New Study Will Characterize Microstructure of Ceramics Suitable for Solid-State Lithium Batteries
New electric cars in all shapes and sizes are coming to a dealer near you. Automakers plan to introduce almost 100 pure electric models by the end of 2024, according to recent coverage by Consumer Reports magazine. Eleven auto manufacturers including Ford and GM have pledged to work toward all sales of new cars and vans being zero emissions by 2040.
To fulfill this ambition, automakers must overcome their battery problem. The electric vehicle’s standard lithium ion battery takes too long to charge while on the road. It also contains a flammable liquid, posing a hazard for drivers, passengers and emergency responders if the battery is damaged during an accident.
Ian Brummel, a Ph.D. student at the University of Virginia School of Engineering and Applied Science, is studying materials that will make the lithium battery safer and allow it to charge faster. Brummel is a member of the multifunctional thin film research group led by Jon Ihlefeld, associate professor of materials science and engineering and electrical and computer engineering.
The conventional lithium ion battery relies on a liquid electrolyte to conduct a charge. The liquid electrolyte is contained in a porous, polymer membrane that separates the battery’s negative side, or anode, and positive side, the cathode. Ions travel within the liquid through the membrane to discharge the battery and allow electric current to flow to the motor. When the car is plugged in, the system cycles the ions back to their starting place.

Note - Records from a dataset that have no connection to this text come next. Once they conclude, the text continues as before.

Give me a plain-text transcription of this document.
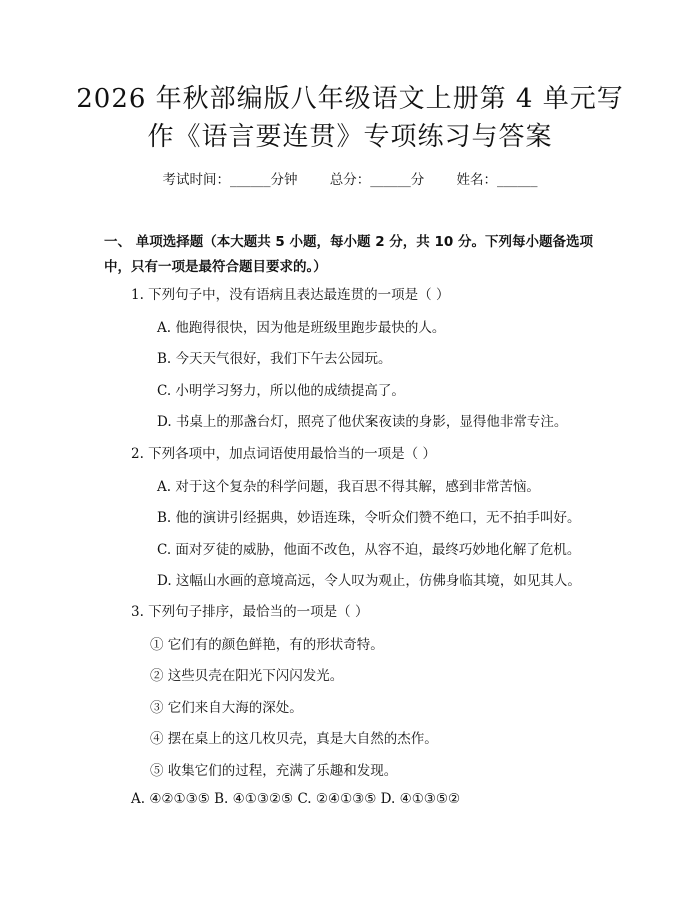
2026 年秋部编版八年级语文上册第 4 单元写
作《语言要连贯》专项练习与答案
考试时间：______分钟 总分：______分 姓名：______
一、 单项选择题（本大题共 5 小题，每小题 2 分，共 10 分。下列每小题备选项中，只有一项是最符合题目要求的。）
1. 下列句子中，没有语病且表达最连贯的一项是（ ）
A. 他跑得很快，因为他是班级里跑步最快的人。
B. 今天天气很好，我们下午去公园玩。
C. 小明学习努力，所以他的成绩提高了。
D. 书桌上的那盏台灯，照亮了他伏案夜读的身影，显得他非常专注。
2. 下列各项中，加点词语使用最恰当的一项是（ ）
A. 对于这个复杂的科学问题，我百思不得其解，感到非常苦恼。
B. 他的演讲引经据典，妙语连珠，令听众们赞不绝口，无不拍手叫好。
C. 面对歹徒的威胁，他面不改色，从容不迫，最终巧妙地化解了危机。
D. 这幅山水画的意境高远，令人叹为观止，仿佛身临其境，如见其人。
3. 下列句子排序，最恰当的一项是（ ）
① 它们有的颜色鲜艳，有的形状奇特。
② 这些贝壳在阳光下闪闪发光。
③ 它们来自大海的深处。
④ 摆在桌上的这几枚贝壳，真是大自然的杰作。
⑤ 收集它们的过程，充满了乐趣和发现。
A. ④②①③⑤ B. ④①③②⑤ C. ②④①③⑤ D. ④①③⑤②
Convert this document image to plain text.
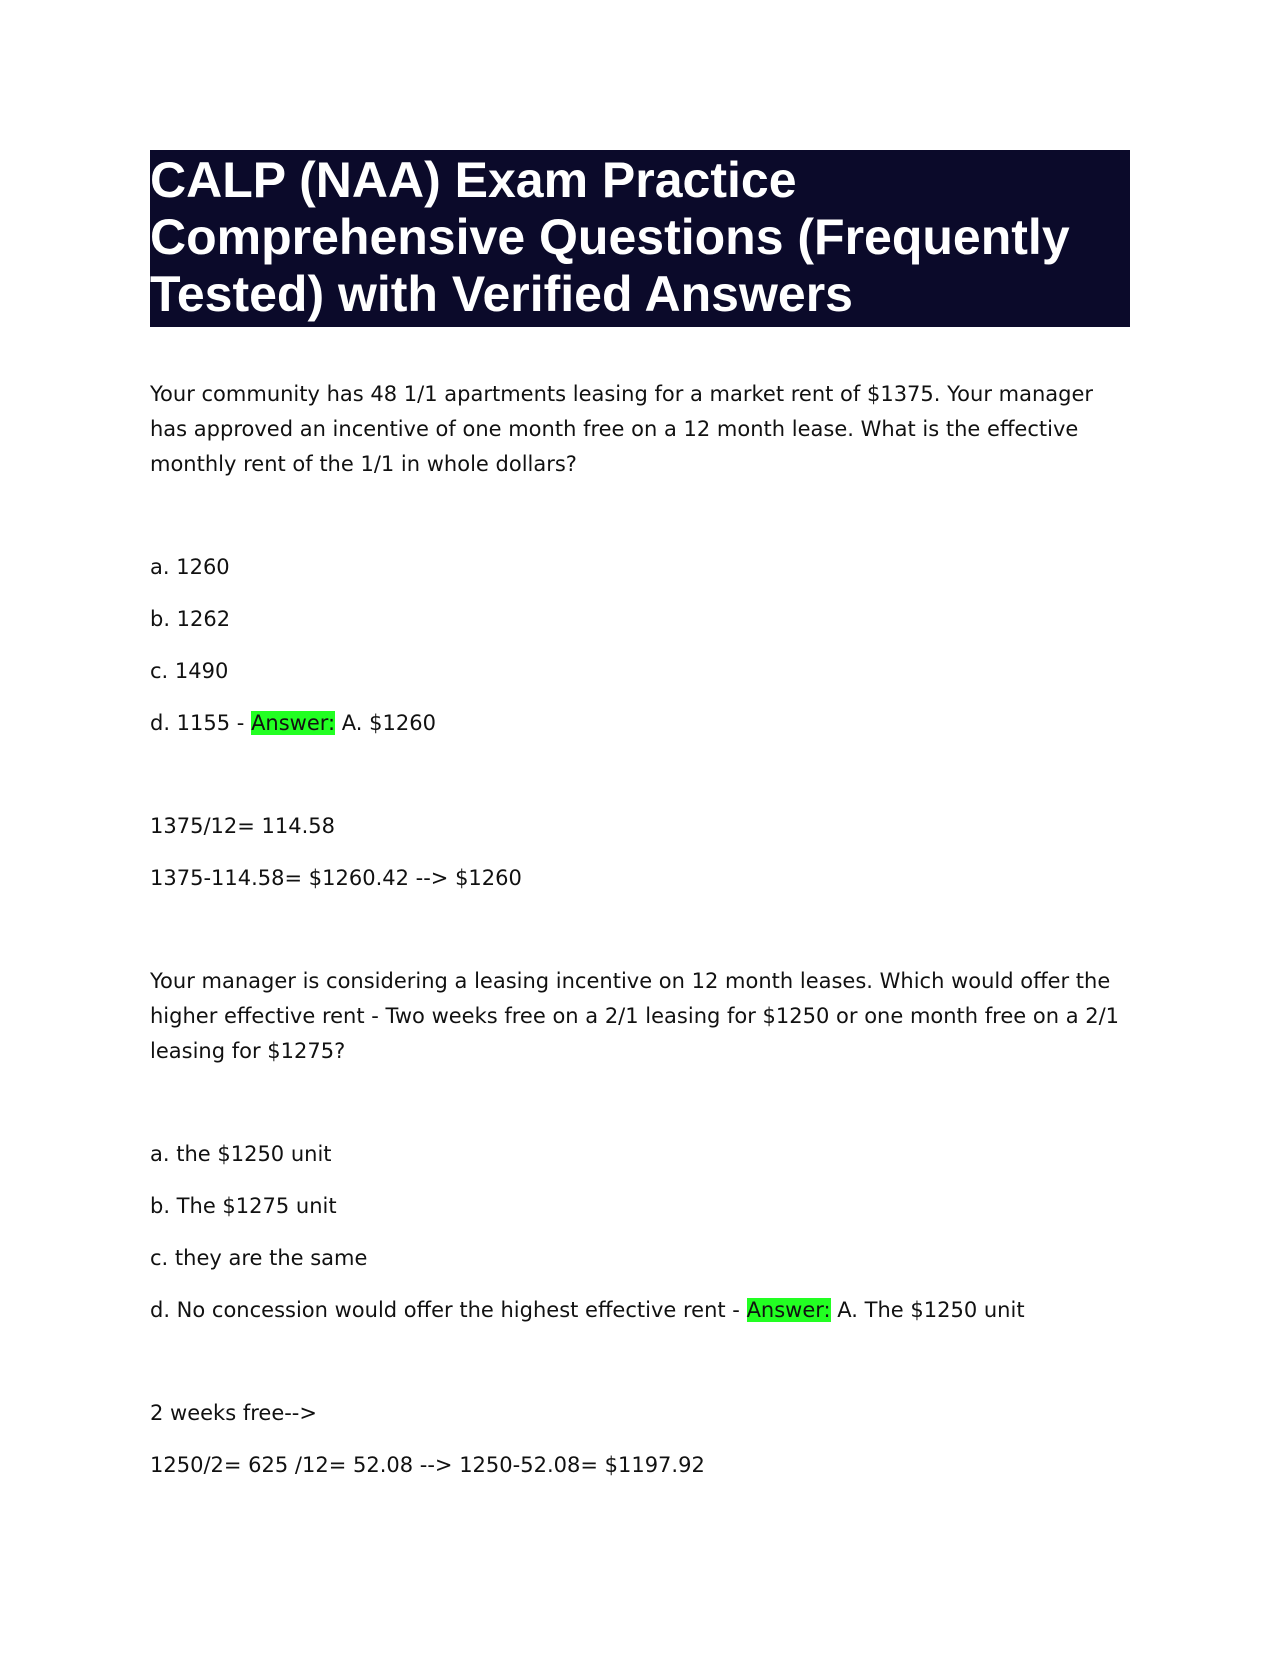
CALP (NAA) Exam Practice Comprehensive Questions (Frequently Tested) with Verified Answers

Your community has 48 1/1 apartments leasing for a market rent of $1375. Your manager has approved an incentive of one month free on a 12 month lease. What is the effective monthly rent of the 1/1 in whole dollars?

a. 1260

b. 1262

c. 1490

d. 1155 - Answer: A. $1260

1375/12= 114.58

1375-114.58= $1260.42 --> $1260

Your manager is considering a leasing incentive on 12 month leases. Which would offer the higher effective rent - Two weeks free on a 2/1 leasing for $1250 or one month free on a 2/1 leasing for $1275?

a. the $1250 unit

b. The $1275 unit

c. they are the same

d. No concession would offer the highest effective rent - Answer: A. The $1250 unit

2 weeks free-->

1250/2= 625 /12= 52.08 --> 1250-52.08= $1197.92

Ihlefeld and Brummel propose replacing the flammable liquid with ion-conducting ceramics. Whereas industry has begun to invest in the development of ceramic batteries, they approach the challenge through fundamental research into ceramics’ structure and properties at the atomic level. Brummel is studying how the orientations between two crystals affect conduction. A grant from the National Science Foundation’s division of chemical, bioengineering, environmental and transport systems supports Brummel’s research.
“This is the type of opportunity I’ve been searching for since high school,” Brummel said. “I’ve always been on board with green energy and believed that a great battery would be our next advancement.”
Brummel and Ihlefeld connected at the Sandia National Laboratories. Ihlefeld joined Sandia in 2008; his principal research interests involved functional materials, including those for infrared filters and novel computer memories, as well as thin films to improve lithium ion, low-profile batteries. Brummel participated in a cooperative research program at Sandia while completing his Bachelor of Science degree in materials science and engineering at the Colorado School of Mines.
“Jon’s research was exactly what I wanted to do,” Brummel said. “I wanted my research to have the potential to help the human race.”
A coincidence of timing and opportunity led Ihlefeld to UVA Engineering in August 2017, just as Brummel was networking for graduate schools. Brummel began his Ph.D. studies as a member of Ihlefeld’s group in June 2018.
Brummel’s strong background in materials characterization promises to accelerate new and experimental techniques in lithium battery research. “Ian has been working on the battery problem from my start-up funding,” Ihlefeld said. “With the infusion of the NSF grant, he can really dive in.”
Brummel’s study of ceramics’ structure is targeted toward applications in transportation, one of the biggest bottlenecks in transforming the global economy. But Brummel and Ihlefeld agree that the applications of a solid-state battery have broader potential.
“Anything we can do to make a battery better and safer is a big deal,” Ihlefeld said. “A breakthrough battery could go anywhere from handheld devices to grid storage.”